To transform an organisation successfully and sustainably from within, the CEO and HRD need to work shoulder to shoulder as the most important custodians of organisation culture.
The CEO always has demigod status whether they cultivate it or not. And first line managers are of course, the critical behavioural pivots around which organisation culture revolves. But when I reflect on the many culture transformation programmes I’ve led or facilitated down the years, there isn’t one that was successfully achieved without first transforming HR.
There are two very good reasons why:
- Like it or not, the HR function owns most of the people processes like recruitment; induction; performance management; reward; training and development and even internal comms. And we all know what happens to the house if we don’t take care of the plumbing
- HR professionals, in my experience, tend to have highly-tuned survival instincts that enable them to adapt to the needs of the most vociferous business leaders, fly the people flag yet avoid alienating themselves from their more left-brained colleagues. However, rather like litmus paper they soak up and reflect prevalent leadership cultural norms.
You have to transform the HR department if culture change is going to stick. So it makes sense to ensure that the HRD plays a leading part in the business improvement programme or process.
There’s clearly little doubt that HR has a lingering and possibly worsening image problem, however. According to a very recent survey of 418 C-suite managers, for example, conducted by the Economist Intelligence Unit and sponsored by management consultancy KPMG:
-a mere 17% believe that HR does a good job, with many seeing it as a non-essential department.
-75% of those questioned pointed out that their workforces were becoming increasingly global, virtual and flexible, yet only 25% believed that HR excelled at projecting the employer brand and finding and retaining international talent.
-A worrying 24% also warned that HR teams were simply unable to support the company’s globalisation strategy
Not the greatest endorsement from this group of internal customers, albeit the research was undertaken in an age when we’re hardly being overwhelmed by positive leadership role models generally.
I’ve been in fine company when I’ve called for culture change, not just in Financial Services, but within the boardrooms of many of our FTSE organisations.

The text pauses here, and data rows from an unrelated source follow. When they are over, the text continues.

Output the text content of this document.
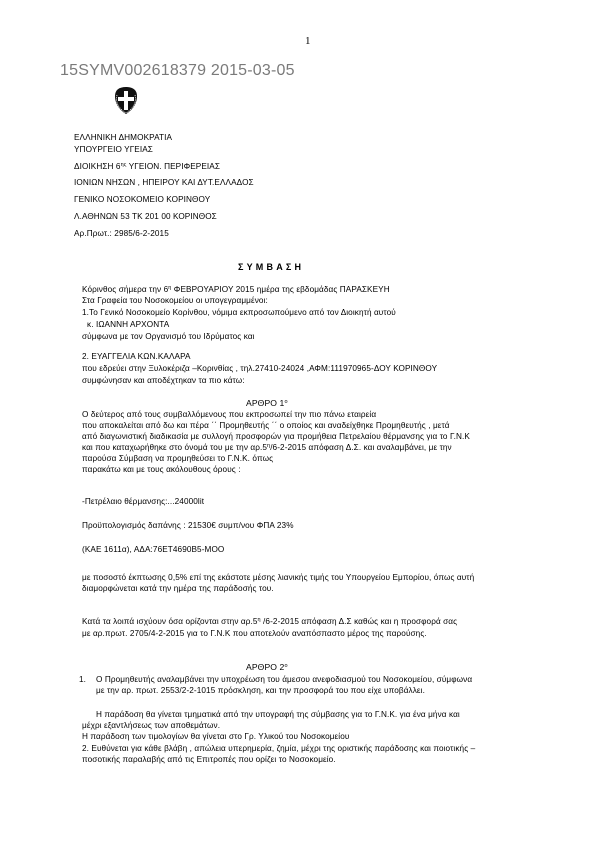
1
15SYMV002618379 2015-03-05
ΕΛΛΗΝΙΚΗ ΔΗΜΟΚΡΑΤΙΑ
ΥΠΟΥΡΓΕΙΟ ΥΓΕΙΑΣ
ΔΙΟΙΚΗΣΗ $6^{\eta\varsigma}$ ΥΓΕΙΟΝ. ΠΕΡΙΦΕΡΕΙΑΣ
ΙΟΝΙΩΝ ΝΗΣΩΝ , ΗΠΕΙΡΟΥ ΚΑΙ ΔΥΤ.ΕΛΛΑΔΟΣ
ΓΕΝΙΚΟ ΝΟΣΟΚΟΜΕΙΟ ΚΟΡΙΝΘΟΥ
Λ.ΑΘΗΝΩΝ 53 ΤΚ 201 00 ΚΟΡΙΝΘΟΣ
Αρ.Πρωτ.: 2985/6-2-2015
ΣΥΜΒΑΣΗ
Κόρινθος σήμερα την $6^\eta$ ΦΕΒΡΟΥΑΡΙΟΥ 2015 ημέρα της εβδομάδας ΠΑΡΑΣΚΕΥΗ
Στα Γραφεία του Νοσοκομείου οι υπογεγραμμένοι:
1.Το Γενικό Νοσοκομείο Κορίνθου, νόμιμα εκπροσωπούμενο από τον Διοικητή αυτού
κ. ΙΩΑΝΝΗ ΑΡΧΟΝΤΑ
σύμφωνα με τον Οργανισμό του Ιδρύματος και
2. ΕΥΑΓΓΕΛΙΑ ΚΩΝ.ΚΑΛΑΡΑ
που εδρεύει στην Ξυλοκέριζα –Κορινθίας , τηλ.27410-24024 ,ΑΦΜ:111970965-ΔΟΥ ΚΟΡΙΝΘΟΥ
συμφώνησαν και αποδέχτηκαν τα πιο κάτω:
ΑΡΘΡΟ $1^o$
Ο δεύτερος από τους συμβαλλόμενους που εκπροσωπεί την πιο πάνω εταιρεία
που αποκαλείται από δω και πέρα ΄΄ Προμηθευτής ΄΄ ο οποίος και αναδείχθηκε Προμηθευτής , μετά
από διαγωνιστική διαδικασία με συλλογή προσφορών για προμήθεια Πετρελαίου θέρμανσης για το Γ.Ν.Κ
και που καταχωρήθηκε στο όνομά του με την $\alpha\rho.5^\eta/6-2-2015$ απόφαση Δ.Σ. και αναλαμβάνει, με την
παρούσα Σύμβαση να προμηθεύσει το Γ.Ν.Κ. όπως
παρακάτω και με τους ακόλουθους όρους :
-Πετρέλαιο θέρμανσης:...24000lit
Προϋπολογισμός δαπάνης : 21530€ συμπ/νου ΦΠΑ 23%
(ΚΑΕ 1611α), ΑΔΑ:76ΕΤ4690Β5-ΜΟΟ
με ποσοστό έκπτωσης 0,5% επί της εκάστοτε μέσης λιανικής τιμής του Υπουργείου Εμπορίου, όπως αυτή
διαμορφώνεται κατά την ημέρα της παράδοσής του.
Κατά τα λοιπά ισχύουν όσα ορίζονται στην $\alpha\rho.5^\eta$ /6-2-2015 απόφαση Δ.Σ καθώς και η προσφορά σας
με αρ.πρωτ. 2705/4-2-2015 για το Γ.Ν.Κ που αποτελούν αναπόσπαστο μέρος της παρούσης.
ΑΡΘΡΟ $2^o$
1. Ο Προμηθευτής αναλαμβάνει την υποχρέωση του άμεσου ανεφοδιασμού του Νοσοκομείου, σύμφωνα
με την αρ. πρωτ. 2553/2-2-1015 πρόσκληση, και την προσφορά του που είχε υποβάλλει.
Η παράδοση θα γίνεται τμηματικά από την υπογραφή της σύμβασης για το Γ.Ν.Κ. για ένα μήνα και
μέχρι εξαντλήσεως των αποθεμάτων.
Η παράδοση των τιμολογίων θα γίνεται στο Γρ. Υλικού του Νοσοκομείου
2. Ευθύνεται για κάθε βλάβη , απώλεια υπερημερία, ζημία, μέχρι της οριστικής παράδοσης και ποιοτικής –
ποσοτικής παραλαβής από τις Επιτροπές που ορίζει το Νοσοκομείο.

The Governor of the Bank of England; the CEO of the CIPD and many organisation leaders themselves have recently acknowledged the role that culture has to play in sustaining business and brand equity. Businesses and brands aren’t built on promises but on the cumulative weight of the everyday actions of workaday employees. Culture is the sum of that behaviour. Terms like presenteeism have recently been dreamt up to describe the invidious impact of rotten culture. It’s what happens when employees turn off yet dangerously still turn up. My shorthand for them is the walking or working dead* and in the current business climate, if we’re to believe the overwhelming evidence of the more credible engagement research it’s unsurprising that shambling masses are seemingly shuffling to work in the undead equivalent of droves.
The term culture change rolls easily off the tongue. But it’s tricky to implement, especially when you’re part of the problem and are too close to the key issues. No CEO can fix corporate culture alone. If the likes of Stephen Hester at RBS are serious about a culture-led transformation of their brands, it’s time they stopped filibustering about values and behaviours hoping for favourable PR. They need to start inspiring and empowering their HRDs who in turn clearly need to become more than yesterday’s seemingly safe pair of hands. And if they don’t believe in their HR leadership the time may well have come to seek out more proactive talent to help wake the walking dead.